Potawatomi Trail of Death

  • The Treaty at Fort Meig

    The government adopted the policy of making special reservations for Indian chiefs who refused to join the tribes that were selling land. It caused them to make special reservations for the Indians, which they later took away.
  • Indian Removal Act

    Congress created the Indian Removal Act and Andrew Jackson signed it. The law authorized the president to negotiate with southern Indian tribes for their removal to federal territory west of the Mississippi River in exchange for their ancestral homelands.
  • Negotiations

    Negotiations with various Potawatomi bands began in 1832 to move them from their homelands in Indiana to lands in Kansas.
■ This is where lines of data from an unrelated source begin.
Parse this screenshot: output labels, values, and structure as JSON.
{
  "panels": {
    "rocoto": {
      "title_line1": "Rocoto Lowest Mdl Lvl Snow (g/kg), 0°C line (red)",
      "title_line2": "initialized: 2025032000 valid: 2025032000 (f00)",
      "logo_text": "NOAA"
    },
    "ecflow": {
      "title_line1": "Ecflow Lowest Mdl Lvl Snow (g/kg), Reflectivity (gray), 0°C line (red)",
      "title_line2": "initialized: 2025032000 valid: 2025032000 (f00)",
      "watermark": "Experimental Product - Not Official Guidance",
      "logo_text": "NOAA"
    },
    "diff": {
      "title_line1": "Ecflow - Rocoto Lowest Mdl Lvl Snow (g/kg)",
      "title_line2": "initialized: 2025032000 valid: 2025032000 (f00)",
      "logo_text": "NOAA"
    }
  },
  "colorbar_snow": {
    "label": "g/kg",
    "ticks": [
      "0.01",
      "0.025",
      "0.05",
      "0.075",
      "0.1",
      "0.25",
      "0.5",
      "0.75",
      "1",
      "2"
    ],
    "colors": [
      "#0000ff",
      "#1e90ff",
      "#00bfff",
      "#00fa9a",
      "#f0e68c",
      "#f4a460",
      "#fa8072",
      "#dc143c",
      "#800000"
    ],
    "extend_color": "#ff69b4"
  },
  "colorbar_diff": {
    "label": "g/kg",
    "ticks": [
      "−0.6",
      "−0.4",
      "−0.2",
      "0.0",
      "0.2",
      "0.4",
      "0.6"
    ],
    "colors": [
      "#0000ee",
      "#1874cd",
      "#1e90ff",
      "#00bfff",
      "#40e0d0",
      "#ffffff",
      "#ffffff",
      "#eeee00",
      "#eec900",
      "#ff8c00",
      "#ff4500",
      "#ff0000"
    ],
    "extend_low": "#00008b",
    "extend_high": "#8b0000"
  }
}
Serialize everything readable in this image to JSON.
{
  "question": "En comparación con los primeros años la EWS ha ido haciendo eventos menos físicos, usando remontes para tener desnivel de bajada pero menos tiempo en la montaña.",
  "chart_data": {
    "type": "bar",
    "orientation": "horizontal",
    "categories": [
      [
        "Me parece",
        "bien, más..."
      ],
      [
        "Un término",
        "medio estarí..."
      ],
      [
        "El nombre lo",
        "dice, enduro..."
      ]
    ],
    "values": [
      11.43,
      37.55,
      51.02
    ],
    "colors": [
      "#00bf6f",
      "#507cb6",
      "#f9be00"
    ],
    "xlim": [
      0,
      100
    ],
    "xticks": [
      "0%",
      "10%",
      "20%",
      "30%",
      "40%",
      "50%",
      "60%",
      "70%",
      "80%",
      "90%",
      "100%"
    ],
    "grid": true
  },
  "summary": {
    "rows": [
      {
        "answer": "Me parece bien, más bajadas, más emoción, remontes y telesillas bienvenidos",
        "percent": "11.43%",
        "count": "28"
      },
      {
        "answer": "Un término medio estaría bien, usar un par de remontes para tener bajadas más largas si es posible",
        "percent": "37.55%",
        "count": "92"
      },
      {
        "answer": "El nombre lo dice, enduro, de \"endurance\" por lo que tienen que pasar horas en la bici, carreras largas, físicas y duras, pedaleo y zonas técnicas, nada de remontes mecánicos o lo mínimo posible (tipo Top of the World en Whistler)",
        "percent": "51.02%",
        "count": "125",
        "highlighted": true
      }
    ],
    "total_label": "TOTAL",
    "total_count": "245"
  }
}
While many of them complied over the next several years, Chief Menominee and his band at Twin Lakes, Indiana, refused to sign the treaties.
  • The Last of the Land

    The Indiana Potawatomi signed nine treaties in 1836, and these treaties gave the U.S. federal government the last remaining land that the Potawatomi owned. The U.S. paid them $1 an acre, and gave them two years to move west. Chief Menominee did not know about these treaties, and was outraged. He even went as far as to accuse the soldiers of getting the young chiefs drunk. He then refused to move, but eventually was forced.
  • Gunpoint: The Start

    On August 30th, General Tipton, along with 100 soldiers, arrived at the Twin Lakes Village and began to round up the tribe, burning their crops and homes to discourage them from trying to return. Five days later, on September 4th, the march began with more than 850 Indians and a caravan of 26 wagons to help transport their goods.
  • Disaster in the Making

    When they arrived at Osawatomie, Kansas, on November 4, 1838, some of the Potawatomi had died. Making things a lot wore, winter was coming and the houses that the government had promised were not there.
  • Letter About the March

    Father Petit wrote a letter to Bishop Simon Brute, Vincennes, Indiana, describing the march: "The order of march was as follows: the United States flag, carried by a dragoon; then one of the principal officers, next the staff baggage carts, then the carriage, which during the whole trip was kept for the use of the Indian chiefs, then one or two chiefs on horseback led a line of 250 to 300 horses ridden by men, women, children in single file, after the manner of savages.
  • New Establishments

    Three years after their arrival, Mother Rose Philippine Duchesne came to the mission in 1841, where she taught school to the young members of the tribe. She established the first Indian school for girls west of the Mississippi River.
  • More Moving

    In 1848 they moved further west to St Marys, Kansas, close to the Prairie Band Potawatomi Reservation at Mayetta, Kansas. During their years at the mission, more than 600 of the Potawatomi died.
  • Cruelties Recognized

    The Potawatomi Trail of Death has been declared a Regional Historic Trail, and since 1988 a commemorative caravan follows the same trail every five years, starting at the Chief Menominee statue south of Plymouth, Indiana and ending at the St. Philippine Duchesne Memorial Park near Centerville, Kansas.